Ilmuwan Ciptakan 'Kalkulator' untuk Prediksi Risiko Kematian Akibat Corona

Seorang ilmuwan dari Universitas Liverpool telah menciptakan sebuah program yang dapat menghitung risiko kematian seseorang akibat virus Corona COVID-19 berdasarkan berbagai faktor.
Mengutip dari laman Daily Star, program yang dibuat dr Piotr Bandosz dan koleganya mengumpulkan data kematian pasien terinfeksi COVID-19 dari seluruh dunia.

Statistik ini yang menjadi acuan dari prediksi risiko kematian akibat Corona. Menurut Bandosz, kasus infeksi COVID-19 yang terus bertambah membuat jumlah data yang tersedia cukup untuk memberi gambaran mengenai risiko kematian akibat virus Corona.
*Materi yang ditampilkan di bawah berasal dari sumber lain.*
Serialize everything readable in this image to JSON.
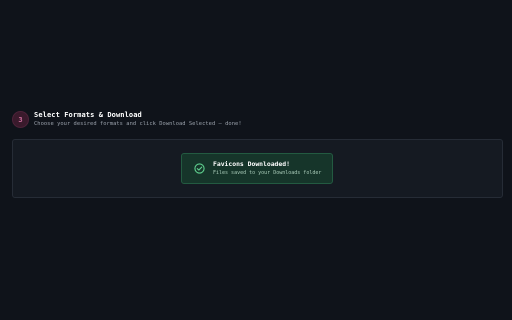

Program yang diibaratkan sebagai 'kalkulator' ini menganalisis risiko kematian seseorang dengan memperhitungkan usia, jenis kelamin, dan empat penyakit utama yakni hipertensi, diabetes, kanker, dan penyakit jantung.

"Risiko meninggal akibat COVID-19 jelas tergantung pada gaya hidup Anda dan penyakit yang terkait dengannya," kata Bandosz.
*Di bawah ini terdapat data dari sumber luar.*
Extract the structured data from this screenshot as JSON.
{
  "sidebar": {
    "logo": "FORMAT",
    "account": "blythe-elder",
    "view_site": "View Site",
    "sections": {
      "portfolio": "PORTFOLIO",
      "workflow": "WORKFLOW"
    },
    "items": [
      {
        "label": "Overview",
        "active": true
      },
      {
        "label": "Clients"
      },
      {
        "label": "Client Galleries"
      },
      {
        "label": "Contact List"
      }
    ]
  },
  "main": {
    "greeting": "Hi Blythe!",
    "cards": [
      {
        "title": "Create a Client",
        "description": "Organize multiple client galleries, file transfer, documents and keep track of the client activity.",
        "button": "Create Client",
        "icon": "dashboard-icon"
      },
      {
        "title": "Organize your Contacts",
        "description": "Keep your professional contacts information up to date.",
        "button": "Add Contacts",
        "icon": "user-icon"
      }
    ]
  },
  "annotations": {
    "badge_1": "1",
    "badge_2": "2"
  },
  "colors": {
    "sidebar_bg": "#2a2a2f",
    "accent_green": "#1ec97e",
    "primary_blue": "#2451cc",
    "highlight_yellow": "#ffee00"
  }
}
"Penyakit itu termasuk obesitas, diabetes, hipertensi, dan komplikasinya. Hubungan ini sangat kuat," tambahnya

Sebagai gambaran, apabila memasukkan data pria berusia 50 tahun dengan masalah penyakit jantung, kalkulator virus Corona akan menunjukkan risiko kematian mencapai 6,36 persen.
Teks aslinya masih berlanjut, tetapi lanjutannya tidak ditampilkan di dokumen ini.